I cook the veggies separately so they don’t get mushy and watery, and this seemed to be a more authentic method of making this recipe when I was researching ratatouille recipes. But for an easy one pot option feel free to cook the veggies together first, then add the sauce and beans and simmer all together!
GIANT WHITE BEAN RATATOUILLE
Ingredients
- 2 cups gigante beans/Greek giant beans, corona beans or large lima beans cooked from dry, see notes
- 3 cups tomato sauce see my garden fresh tomato sauce recipe
- 1 large onion diced
- 1 large red bell pepper diced
- 2 tomatoes chopped
- 1 large zucchini diced
- 4 garlic cloves minced
- fresh basil chopped
- olive oil for sauteeing or use broth for oil free option
- salt and pepper to your taste
- fresh whole grain bread to serve
Instructions
- 1. Cook giant white beans from dry- Soak beans overnight. In the morning drain the water and cover with fresh water by 3 inches. Add a dash of salt (optional, for more flavor). Pressure cook in electric pressure cooker for 40 minutes. Do a natural release when done. Let cool then drain water.

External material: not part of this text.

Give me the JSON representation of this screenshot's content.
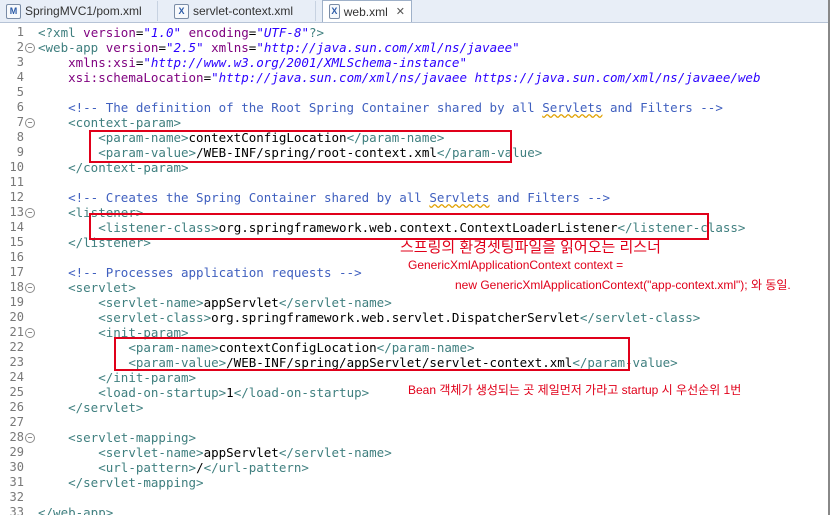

- 2. Make homemade tomato sauce from fresh tomatoes using my fresh tomato sauce recipe on this blog. Or use jarred sauce. In a large sauce pan combine tomato sauce with the drained giant white beans, bring to a simmer while making the rest of the recipe.
- 3. For the ratatouille- Heat 1 tbsp olive oil in a pan and add 1/2 of the chopped onion, 1/2 of the minced garlic, red bell pepper and chopped tomato. Season with a dash of salt and pepper. Simmer till the pepper is cooked but still al dente. Transfer to the other sauce and bean pot.
- 4. To the same pan cook the other 1/2 of the onion, garlic and zucchini. Cook til the zucchini is soft but still has a slight bite to it. Splash in broth or white wine to deglaze the pan as needed. Transfer to the sauce/ bean pot.
- 6. Stir ratatouille together and season with more fresh herbs, pepper/ salt to your taste. Let simmer for a couple more minutes all together. Serve with warm bread.